How can we judge the quality of a data set? There are several possibilities:

  1. numerical indicators, like R-values, I/sigma and the like
  2. graphical representations

This article serves to demonstrate pathological cases. It collects examples for

  1. problems with the hardware (e.g. detector, beamline, goniostat, beam, cryo)
  2. problems with the crystal
  3. problems with data processing

Hardware problems

Scale factor plot in case of spindle problems

 

The scale factor is printed, in INTEGRATE.LP, for every frame (column 3). This plot shows spikes indicating that the spindle went too fast every 13 frames or so (but the spindle went a bit slower in the adjacent frames). Needless to say, this problem is quite detrimental to data quality - the reflections which contribute to those frames that went too fast are underexposed.

Mosaicity plots in case of spindle problems

 

The same data set: the mosaicity estimates of individual frames (column 10 in INTEGRATE.LP) is very much influenced by this. The "jumps" in the curve arises because INTEGRATE was run with MAXIMUM_NUMBER_OF_JOBS=8: since each of the 8 jobs uses the orientation matrix from IDXREF for its initial batch, and that matrix does not seem to match the actual orientation, the mosaicity appears high.

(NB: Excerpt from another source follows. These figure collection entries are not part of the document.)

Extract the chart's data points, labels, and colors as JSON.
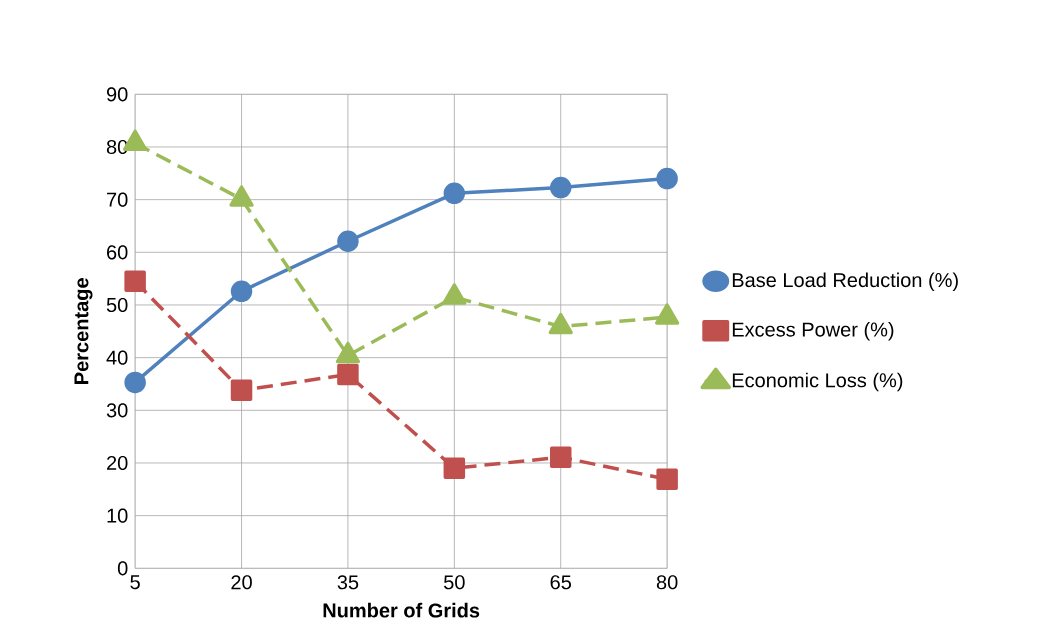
{
  "chart_data": {
    "type": "line",
    "xlabel": "Number of Grids",
    "ylabel": "Percentage",
    "categories": [
      "5",
      "20",
      "35",
      "50",
      "65",
      "80"
    ],
    "series": [
      {
        "name": "Base Load Reduction (%)",
        "color": "#4f81bd",
        "marker": "circle",
        "line_style": "solid",
        "values": [
          35.3,
          52.6,
          62.1,
          71.2,
          72.3,
          74.0
        ]
      },
      {
        "name": "Excess Power (%)",
        "color": "#c0504d",
        "marker": "square",
        "line_style": "dashed",
        "values": [
          54.5,
          33.8,
          36.8,
          19.0,
          21.1,
          16.9
        ]
      },
      {
        "name": "Economic Loss (%)",
        "color": "#9bbb59",
        "marker": "triangle",
        "line_style": "dashed",
        "values": [
          80.7,
          70.1,
          40.4,
          51.5,
          45.9,
          47.7
        ]
      }
    ],
    "ylim": [
      0,
      90
    ],
    "yticks": [
      0,
      10,
      20,
      30,
      40,
      50,
      60,
      70,
      80,
      90
    ],
    "grid": true,
    "legend": "right"
  }
}
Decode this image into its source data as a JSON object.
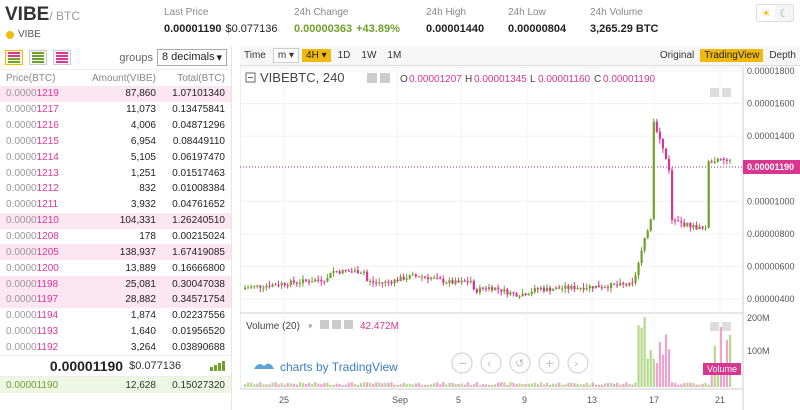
{
  "header": {
    "base": "VIBE",
    "quote": "/ BTC",
    "name": "VIBE",
    "stats": [
      {
        "label": "Last Price",
        "value": "0.00001190",
        "sub": "$0.077136"
      },
      {
        "label": "24h Change",
        "value": "0.00000363",
        "sub": "+43.89%"
      },
      {
        "label": "24h High",
        "value": "0.00001440"
      },
      {
        "label": "24h Low",
        "value": "0.00000804"
      },
      {
        "label": "24h Volume",
        "value": "3,265.29 BTC"
      }
    ]
  },
  "orderbook": {
    "groups_label": "groups",
    "groups_value": "8 decimals",
    "columns": [
      "Price(BTC)",
      "Amount(VIBE)",
      "Total(BTC)"
    ],
    "asks": [
      {
        "p1": "0.0000",
        "p2": "1219",
        "amount": "87,860",
        "total": "1.07101340",
        "hl": true
      },
      {
        "p1": "0.0000",
        "p2": "1217",
        "amount": "11,073",
        "total": "0.13475841",
        "hl": false
      },
      {
        "p1": "0.0000",
        "p2": "1216",
        "amount": "4,006",
        "total": "0.04871296",
        "hl": false
      },
      {
        "p1": "0.0000",
        "p2": "1215",
        "amount": "6,954",
        "total": "0.08449110",
        "hl": false
      },
      {
        "p1": "0.0000",
        "p2": "1214",
        "amount": "5,105",
        "total": "0.06197470",
        "hl": false
      },
      {
        "p1": "0.0000",
        "p2": "1213",
        "amount": "1,251",
        "total": "0.01517463",
        "hl": false
      },
      {
        "p1": "0.0000",
        "p2": "1212",
        "amount": "832",
        "total": "0.01008384",
        "hl": false
      },
      {
        "p1": "0.0000",
        "p2": "1211",
        "amount": "3,932",
        "total": "0.04761652",
        "hl": false
      },
      {
        "p1": "0.0000",
        "p2": "1210",
        "amount": "104,331",
        "total": "1.26240510",
        "hl": true
      },
      {
        "p1": "0.0000",
        "p2": "1208",
        "amount": "178",
        "total": "0.00215024",
        "hl": false
      },
      {
        "p1": "0.0000",
        "p2": "1205",
        "amount": "138,937",
        "total": "1.67419085",
        "hl": true
      },
      {
        "p1": "0.0000",
        "p2": "1200",
        "amount": "13,889",
        "total": "0.16666800",
        "hl": false
      },
      {
        "p1": "0.0000",
        "p2": "1198",
        "amount": "25,081",
        "total": "0.30047038",
        "hl": true
      },
      {
        "p1": "0.0000",
        "p2": "1197",
        "amount": "28,882",
        "total": "0.34571754",
        "hl": true
      },
      {
        "p1": "0.0000",
        "p2": "1194",
        "amount": "1,874",
        "total": "0.02237556",
        "hl": false
      },
      {
        "p1": "0.0000",
        "p2": "1193",
        "amount": "1,640",
        "total": "0.01956520",
        "hl": false
      },
      {
        "p1": "0.0000",
        "p2": "1192",
        "amount": "3,264",
        "total": "0.03890688",
        "hl": false
      }
    ],
    "last_price": "0.00001190",
    "last_price_usd": "$0.077136",
    "bid": {
      "price": "0.00001190",
      "amount": "12,628",
      "total": "0.15027320"
    }
  },
  "chart": {
    "toolbar": {
      "time": "Time",
      "m": "m",
      "4h": "4H",
      "1d": "1D",
      "1w": "1W",
      "1m": "1M",
      "original": "Original",
      "tradingview": "TradingView",
      "depth": "Depth"
    },
    "legend": {
      "symbol": "VIBEBTC, 240",
      "o_label": "O",
      "o": "0.00001207",
      "h_label": "H",
      "h": "0.00001345",
      "l_label": "L",
      "l": "0.00001160",
      "c_label": "C",
      "c": "0.00001190"
    },
    "price_ticks": [
      "0.00001800",
      "0.00001600",
      "0.00001400",
      "0.00001000",
      "0.00000800",
      "0.00000600",
      "0.00000400"
    ],
    "current_price_tag": "0.00001190",
    "volume_legend": {
      "label": "Volume (20)",
      "value": "42.472M"
    },
    "volume_ticks": [
      "200M",
      "100M"
    ],
    "volume_tag": "Volume",
    "x_ticks": [
      "25",
      "Sep",
      "5",
      "9",
      "13",
      "17",
      "21"
    ],
    "watermark": "charts by TradingView",
    "colors": {
      "up": "#6fa12b",
      "down": "#d9368f",
      "accent": "#f0b90b"
    }
  },
  "chart_data": {
    "type": "candlestick",
    "price_axis_ticks": [
      4e-06,
      6e-06,
      8e-06,
      1e-05,
      1.4e-05,
      1.6e-05,
      1.8e-05
    ],
    "last_close": 1.19e-05,
    "volume_axis_ticks": [
      "100M",
      "200M"
    ]
  }
}
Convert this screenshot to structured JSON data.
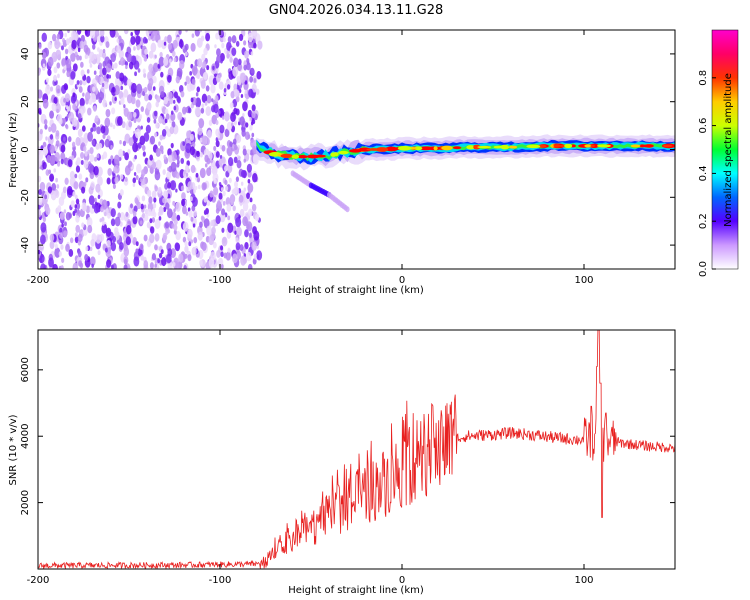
{
  "title": "GN04.2026.034.13.11.G28",
  "chart_data": [
    {
      "type": "heatmap",
      "name": "spectrogram",
      "xlabel": "Height of straight line (km)",
      "ylabel": "Frequency (Hz)",
      "xlim": [
        -200,
        150
      ],
      "ylim": [
        -50,
        50
      ],
      "xticks": [
        -200,
        -100,
        0,
        100
      ],
      "yticks": [
        -40,
        -20,
        0,
        20,
        40
      ],
      "colorbar": {
        "label": "Normalized spectral amplitude",
        "range": [
          0,
          1
        ],
        "ticks": [
          "0.0",
          "0.2",
          "0.4",
          "0.6",
          "0.8"
        ],
        "tick_values": [
          0.0,
          0.2,
          0.4,
          0.6,
          0.8
        ],
        "colors": [
          "#ffffff",
          "#cc99ff",
          "#5500ff",
          "#0066ff",
          "#00ffff",
          "#00ff33",
          "#ccff00",
          "#ffcc00",
          "#ff3300",
          "#ff0066",
          "#ff00cc"
        ]
      },
      "noise_region_x": [
        -200,
        -78
      ],
      "signal_track": [
        {
          "x": -80,
          "f": 1.5
        },
        {
          "x": -70,
          "f": -2
        },
        {
          "x": -60,
          "f": -3
        },
        {
          "x": -50,
          "f": -3
        },
        {
          "x": -40,
          "f": -2.5
        },
        {
          "x": -30,
          "f": -1
        },
        {
          "x": -20,
          "f": 0
        },
        {
          "x": -10,
          "f": 0
        },
        {
          "x": 0,
          "f": 0.5
        },
        {
          "x": 10,
          "f": 0.5
        },
        {
          "x": 20,
          "f": 0.5
        },
        {
          "x": 40,
          "f": 1
        },
        {
          "x": 60,
          "f": 1
        },
        {
          "x": 80,
          "f": 1.5
        },
        {
          "x": 100,
          "f": 1.5
        },
        {
          "x": 120,
          "f": 1.5
        },
        {
          "x": 150,
          "f": 1.5
        }
      ],
      "secondary_track": [
        {
          "x": -60,
          "f": -10
        },
        {
          "x": -50,
          "f": -15
        },
        {
          "x": -40,
          "f": -19
        },
        {
          "x": -30,
          "f": -25
        }
      ]
    },
    {
      "type": "line",
      "name": "snr",
      "xlabel": "Height of straight line (km)",
      "ylabel": "SNR (10 * v/v)",
      "xlim": [
        -200,
        150
      ],
      "ylim": [
        0,
        7200
      ],
      "xticks": [
        -200,
        -100,
        0,
        100
      ],
      "yticks": [
        2000,
        4000,
        6000
      ],
      "color": "#e8201f",
      "envelope": [
        {
          "x": -200,
          "y": 100
        },
        {
          "x": -120,
          "y": 120
        },
        {
          "x": -80,
          "y": 150
        },
        {
          "x": -74,
          "y": 250
        },
        {
          "x": -65,
          "y": 700
        },
        {
          "x": -55,
          "y": 1100
        },
        {
          "x": -45,
          "y": 1400
        },
        {
          "x": -35,
          "y": 1800
        },
        {
          "x": -25,
          "y": 2100
        },
        {
          "x": -15,
          "y": 2400
        },
        {
          "x": -5,
          "y": 2800
        },
        {
          "x": 5,
          "y": 3200
        },
        {
          "x": 15,
          "y": 3550
        },
        {
          "x": 25,
          "y": 3850
        },
        {
          "x": 35,
          "y": 4000
        },
        {
          "x": 50,
          "y": 4050
        },
        {
          "x": 60,
          "y": 4100
        },
        {
          "x": 70,
          "y": 4050
        },
        {
          "x": 85,
          "y": 3950
        },
        {
          "x": 95,
          "y": 3900
        },
        {
          "x": 100,
          "y": 3900
        },
        {
          "x": 105,
          "y": 3950
        },
        {
          "x": 112,
          "y": 3900
        },
        {
          "x": 120,
          "y": 3800
        },
        {
          "x": 135,
          "y": 3700
        },
        {
          "x": 150,
          "y": 3650
        }
      ],
      "peaks": [
        {
          "x": 104,
          "y": 4900
        },
        {
          "x": 107,
          "y": 6100
        },
        {
          "x": 108,
          "y": 7200
        },
        {
          "x": 109,
          "y": 5600
        },
        {
          "x": 110,
          "y": 1550
        },
        {
          "x": 112,
          "y": 4700
        }
      ]
    }
  ]
}
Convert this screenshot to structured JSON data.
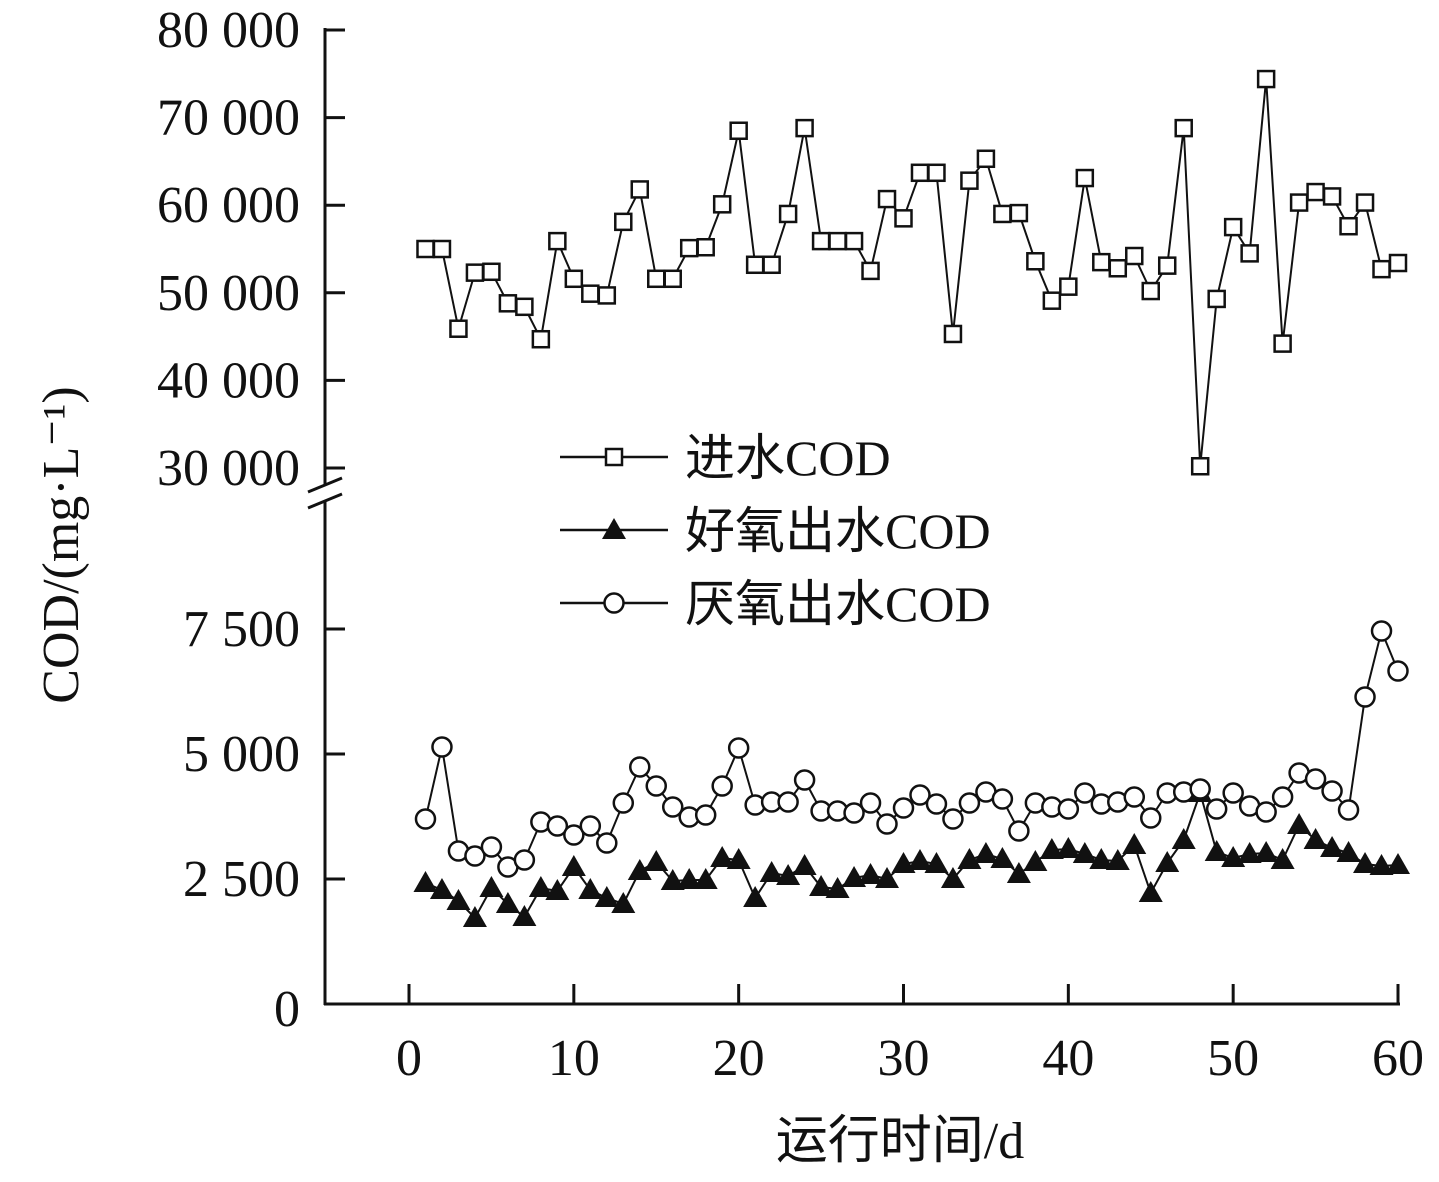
{
  "chart_data": {
    "type": "line",
    "title": "",
    "xlabel": "运行时间/d",
    "ylabel": "COD/(mg·L⁻¹)",
    "xlim": [
      0,
      60
    ],
    "x_ticks": [
      "0",
      "10",
      "20",
      "30",
      "40",
      "50",
      "60"
    ],
    "y_axis_broken": true,
    "ylim_upper": [
      30000,
      80000
    ],
    "ylim_lower": [
      0,
      7500
    ],
    "y_ticks_upper": [
      "30 000",
      "40 000",
      "50 000",
      "60 000",
      "70 000",
      "80 000"
    ],
    "y_ticks_lower": [
      "0",
      "2 500",
      "5 000",
      "7 500"
    ],
    "legend_position": "center",
    "x": [
      1,
      2,
      3,
      4,
      5,
      6,
      7,
      8,
      9,
      10,
      11,
      12,
      13,
      14,
      15,
      16,
      17,
      18,
      19,
      20,
      21,
      22,
      23,
      24,
      25,
      26,
      27,
      28,
      29,
      30,
      31,
      32,
      33,
      34,
      35,
      36,
      37,
      38,
      39,
      40,
      41,
      42,
      43,
      44,
      45,
      46,
      47,
      48,
      49,
      50,
      51,
      52,
      53,
      54,
      55,
      56,
      57,
      58,
      59,
      60
    ],
    "series": [
      {
        "name": "进水COD",
        "marker": "open-square",
        "axis": "upper",
        "values": [
          55000,
          55000,
          45900,
          52300,
          52400,
          48800,
          48400,
          44700,
          55900,
          51600,
          49900,
          49700,
          58100,
          61800,
          51600,
          51600,
          55100,
          55200,
          60100,
          68500,
          53200,
          53200,
          59000,
          68800,
          55900,
          55900,
          55900,
          52500,
          60700,
          58500,
          63700,
          63700,
          45300,
          62800,
          65300,
          59000,
          59100,
          53600,
          49100,
          50700,
          63100,
          53500,
          52800,
          54200,
          50200,
          53100,
          68800,
          30200,
          49300,
          57500,
          54500,
          74400,
          44200,
          60300,
          61500,
          61000,
          57600,
          60300,
          52700,
          53400
        ]
      },
      {
        "name": "好氧出水COD",
        "marker": "filled-triangle",
        "axis": "lower",
        "values": [
          2420,
          2280,
          2060,
          1720,
          2320,
          2000,
          1740,
          2320,
          2260,
          2740,
          2280,
          2120,
          2000,
          2660,
          2840,
          2460,
          2480,
          2480,
          2920,
          2880,
          2120,
          2620,
          2560,
          2760,
          2340,
          2300,
          2520,
          2580,
          2500,
          2800,
          2860,
          2800,
          2500,
          2880,
          3000,
          2900,
          2600,
          2840,
          3080,
          3100,
          3000,
          2880,
          2860,
          3180,
          2220,
          2820,
          3280,
          4220,
          3040,
          2920,
          3000,
          3020,
          2880,
          3580,
          3280,
          3120,
          3020,
          2800,
          2760,
          2780
        ]
      },
      {
        "name": "厌氧出水COD",
        "marker": "open-circle",
        "axis": "lower",
        "values": [
          3700,
          5140,
          3060,
          2960,
          3140,
          2740,
          2880,
          3640,
          3560,
          3380,
          3560,
          3220,
          4020,
          4740,
          4360,
          3940,
          3740,
          3780,
          4360,
          5120,
          3980,
          4040,
          4040,
          4480,
          3860,
          3860,
          3820,
          4020,
          3600,
          3920,
          4180,
          4000,
          3700,
          4020,
          4240,
          4100,
          3460,
          4020,
          3940,
          3900,
          4220,
          4000,
          4040,
          4140,
          3720,
          4220,
          4240,
          4300,
          3900,
          4220,
          3960,
          3840,
          4140,
          4620,
          4500,
          4260,
          3880,
          6140,
          7460,
          6660
        ]
      }
    ]
  }
}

Only after geometry refinement (green line) is the result reasonable (and thus the intensity estimates will not be affected). The estimate for the second batch of each job is much better, because it uses the orientation obtained from the geometry refinement as a starting point.

Exactly why the IDXREF estimate is off, and if it has something to do with the spindle problem, is unknown.

With MAXIMUM_NUMBER_OF_JOBS=1 the plot would definitely not look like this - it would be much smoother because the next batch of data "knows" about the orientation of the previous one.

 

The same hardware problem, but a different data set: here, the mosaicity estimates of individual frames are less affected, because the initial orientation from IDXREF is good. Oscillations are not seen very well here since the period of the scale factor changes is on the order of 13 frames.

 

Zoomed version of the above. The oscillations are better visible.